The global macroeconomic environment is really tough right now, but we’re in a strong position and are growing even as others who are a bit less well-positioned are struggling. Investors recognize our value proposition – this crisis has shown that AI is vital to success for every enterprise – and we were able to show that during the fundraising process. But also, Zoom fatigue. Trying to liaise with prospective investors over Zoom every day for two months, many of whom you’ve never had the pleasure of meeting face to face, wasn’t ideal. We’d have much rather sat across the table from them and connected face to face.
What factors about your business led your investors to write the check?

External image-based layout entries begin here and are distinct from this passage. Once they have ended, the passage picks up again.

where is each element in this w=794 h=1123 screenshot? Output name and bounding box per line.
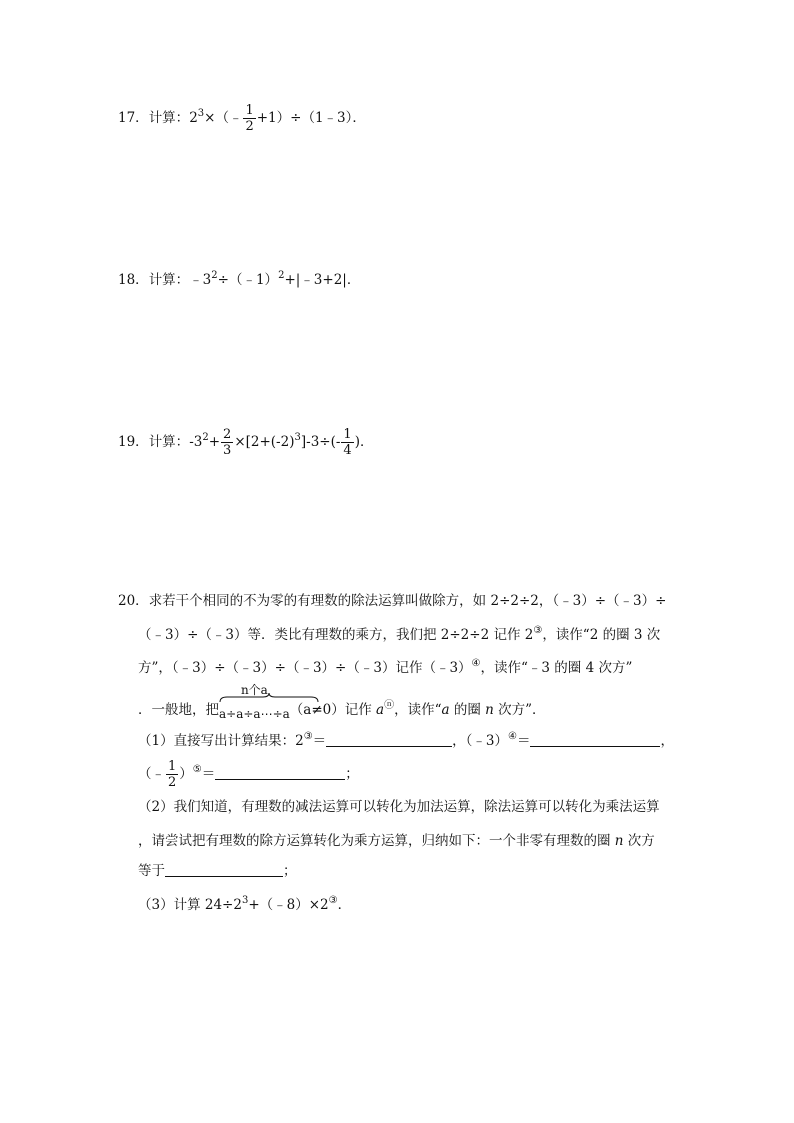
q20-brace-expression: a÷a÷a⋯÷a bbox=[219, 707, 290, 721]
q20-var-n: n bbox=[485, 702, 494, 718]
q18-label: 计算： bbox=[148, 272, 190, 288]
q20-part1-circle-4: ④ bbox=[508, 731, 517, 742]
q20-brace-label: n个a bbox=[240, 683, 268, 697]
q18-text-2: ÷（﹣1） bbox=[217, 272, 279, 288]
q19-label: 计算： bbox=[148, 434, 190, 450]
q20-part1-eq-2: ＝ bbox=[516, 733, 531, 749]
q19-exponent-1: 2 bbox=[202, 432, 209, 443]
q17-text: ×（﹣ bbox=[204, 110, 243, 126]
q19-frac2-denominator: 4 bbox=[343, 443, 352, 458]
overbrace-icon bbox=[219, 693, 319, 703]
q20-line4-text-3: ，读作“ bbox=[394, 702, 442, 718]
q19-frac1-numerator: 2 bbox=[223, 427, 232, 442]
q20-part1-text-3: （﹣ bbox=[138, 766, 165, 782]
q20-part1-paren: ） bbox=[179, 766, 193, 782]
q20-line4-text-4: 的圈 bbox=[449, 702, 486, 718]
q20-line3-text-end: ，读作“﹣3 的圈 4 次方” bbox=[480, 660, 633, 676]
question-19 bbox=[118, 428, 373, 457]
answer-blank-1[interactable] bbox=[326, 732, 452, 747]
question-17 bbox=[118, 104, 366, 133]
q17-frac-denominator: 2 bbox=[245, 119, 254, 134]
q20-part2-text: （2）我们知道，有理数的减法运算可以转化为加法运算，除法运算可以转化为乘法运算 bbox=[138, 799, 660, 815]
q19-number: 19． bbox=[118, 434, 149, 450]
q20-line4-text: ．一般地，把 bbox=[138, 702, 219, 718]
q20-part3-exponent: 3 bbox=[241, 895, 249, 906]
q20-part1-text: （1）直接写出计算结果：2 bbox=[138, 733, 304, 749]
q18-text: ﹣3 bbox=[189, 272, 212, 288]
q17-label: 计算： bbox=[148, 110, 190, 126]
q20-var-a: a bbox=[376, 702, 385, 718]
q20-part1-eq-1: ＝ bbox=[312, 733, 327, 749]
answer-blank-2[interactable] bbox=[530, 732, 660, 747]
answer-blank-3[interactable] bbox=[215, 765, 345, 780]
q17-number: 17． bbox=[118, 110, 149, 126]
q20-part3-circle-3: ③ bbox=[328, 895, 338, 906]
q20-part3-text: （3）计算 24÷2 bbox=[138, 897, 242, 913]
q20-circle-n: ⓝ bbox=[384, 700, 395, 711]
q20-part2-var-n: n bbox=[614, 833, 624, 849]
q19-fraction-2 bbox=[341, 428, 353, 457]
q20-part1-fraction bbox=[166, 760, 178, 789]
q19-text-3: ×[2+(-2) bbox=[234, 434, 295, 450]
q20-part1-text-2: ，（﹣3） bbox=[452, 733, 508, 749]
q20-line4-text-2: （a≠0）记作 bbox=[289, 702, 377, 718]
q17-text-end: +1）÷（1﹣3）． bbox=[256, 110, 366, 126]
q20-intro-text: 求若干个相同的不为零的有理数的除法运算叫做除方，如 2÷2÷2，（﹣3）÷（﹣3）÷ bbox=[148, 593, 667, 609]
answer-blank-4[interactable] bbox=[165, 862, 283, 877]
q18-number: 18． bbox=[118, 272, 149, 288]
q18-exponent-1: 2 bbox=[211, 270, 218, 281]
q20-line2-text: （﹣3）÷（﹣3）等．类比有理数的乘方，我们把 2÷2÷2 记作 2 bbox=[138, 627, 534, 643]
q20-part3-period: ． bbox=[337, 897, 352, 913]
q20-part1-semicolon: ； bbox=[345, 766, 359, 782]
q20-circle-4: ④ bbox=[471, 658, 481, 669]
q17-base: 2 bbox=[189, 110, 198, 126]
q19-fraction-1 bbox=[221, 428, 233, 457]
q20-part1-comma: ， bbox=[660, 733, 674, 749]
q18-text-3: +|﹣3+2|． bbox=[284, 272, 361, 288]
q17-exponent: 3 bbox=[197, 108, 205, 119]
q20-var-a-2: a bbox=[441, 702, 450, 718]
q20-part1-frac-denominator: 2 bbox=[168, 775, 177, 790]
q19-text-4: ]-3÷(- bbox=[300, 434, 341, 450]
q20-line-4 bbox=[138, 683, 546, 724]
q20-overbrace-expression bbox=[219, 683, 290, 724]
q20-part1-line2 bbox=[138, 760, 359, 789]
q20-part3-text-2: +（﹣8）×2 bbox=[248, 897, 329, 913]
q20-line-3 bbox=[138, 654, 632, 678]
q20-part2-text-2: ，请尝试把有理数的除方运算转化为乘方运算，归纳如下：一个非零有理数的圈 bbox=[138, 833, 615, 849]
q19-text-5: )． bbox=[354, 434, 374, 450]
q20-part1-frac-numerator: 1 bbox=[168, 759, 177, 774]
q20-part2-text-4: 等于 bbox=[138, 863, 165, 879]
q19-plus: + bbox=[208, 434, 221, 450]
q20-part3 bbox=[138, 891, 351, 915]
q20-part1-line1 bbox=[138, 727, 674, 751]
q20-circle-3: ③ bbox=[533, 625, 543, 636]
q19-text: -3 bbox=[189, 434, 203, 450]
q20-part1-circle-5: ⑤ bbox=[192, 764, 202, 775]
q20-part2-line1 bbox=[138, 797, 660, 817]
q20-line-2 bbox=[138, 621, 660, 645]
q20-part1-circle-3: ③ bbox=[303, 731, 313, 742]
q20-line2-text-end: ，读作“2 的圈 3 次 bbox=[542, 627, 661, 643]
q20-number: 20． bbox=[118, 593, 149, 609]
q20-part2-line2 bbox=[138, 831, 655, 851]
q19-exponent-2: 3 bbox=[294, 432, 301, 443]
q20-line-1 bbox=[118, 591, 666, 611]
q17-fraction bbox=[243, 104, 255, 133]
q19-frac1-denominator: 3 bbox=[223, 443, 232, 458]
q18-exponent-2: 2 bbox=[278, 270, 285, 281]
q20-line4-text-5: 次方”． bbox=[493, 702, 546, 718]
q20-part2-line3 bbox=[138, 861, 297, 881]
q20-part2-text-3: 次方 bbox=[623, 833, 655, 849]
q20-part1-eq-3: ＝ bbox=[201, 766, 216, 782]
q19-frac2-numerator: 1 bbox=[343, 427, 352, 442]
q20-line3-text: 方”，（﹣3）÷（﹣3）÷（﹣3）÷（﹣3）记作（﹣3） bbox=[138, 660, 472, 676]
q17-frac-numerator: 1 bbox=[245, 103, 254, 118]
question-18 bbox=[118, 270, 360, 290]
q20-part2-semicolon: ； bbox=[283, 863, 297, 879]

Ron Shah, Partner at Stripes, said it really well. What our investors see in Dataiku is not only a commitment to developing future-proof technology for customers across industries and geographies, but maybe even more importantly, a team of dedicated professionals around the globe working to ensure trust, safety, and resilience through machine learning. The market has continued to validate Dataiku’s collaborative approach as the best way to reap the benefits of AI throughout any organization, and agility through AI has never been a more important capability in the enterprise.
What are the milestones you plan to achieve in the next six months?
The progression of AI in the enterprise has moved rapidly from experimentation to real-life implementations at scale in 2020. In order to continue to scale, serve our customers, and fill this need to keep up with customers’ AI maturity, we’re working to take our current end-to-end platform offering even further. Each company’s path to Enterprise AI looks different, but as the importance of AI to solve mission-critical business problems is more prominent than ever, we’ll be bringing more solutions, services, and products to our customers to become the AI platform, even as customers start to have hundreds or thousands of models in production. More specifically, we’ve got some exciting new offerings in the works – for example, the ability to create internal applications for use across a variety of verticals and job functions, whether that means building out a self-serve analytics platform or fully operationalized AI integrated with business processes.
Each company’s path to Enterprise AI looks different, but as the importance of AI to solve mission-critical business problems is more prominent than ever, we’ll be bringing more solutions, services, and products to our customers to become the AI platform, even as customers start to have hundreds or thousands of models in production.
What advice can you offer companies in New York that do not have a fresh injection of capital in the bank?
Even if times are hard for your company, try to stand by your employees the best you can. The employees of Dataiku are the reason our product works, our clients are happy, and we’re able to move our vision forward. Without them, we’re nothing, and we never forget that. My advice is to keep working toward your mission and put a special emphasis on finding and keeping the best people you can who will help you make it a reality.
Where do you see the company going now over the near term?
Dataiku plans to use this funding to continue pursuing our mission of democratizing AI in the enterprise. We’ll do that by adding new offerings to our end-to-end platform and growing our team around the world.
What’s your favorite outdoor dining restaurant in NYC
My family has been slow to dip our toes back into outdoor dining in the city. We have someone in our pod who is immuno-compromised as well as a three-year-old who’d rather get up and walk around than observe social distancing. But my wife and I recently stole away for brunch for the first time in a while. We were outside at Tartine in the West Village, and everything in our world felt normal again for that one hour. It was great.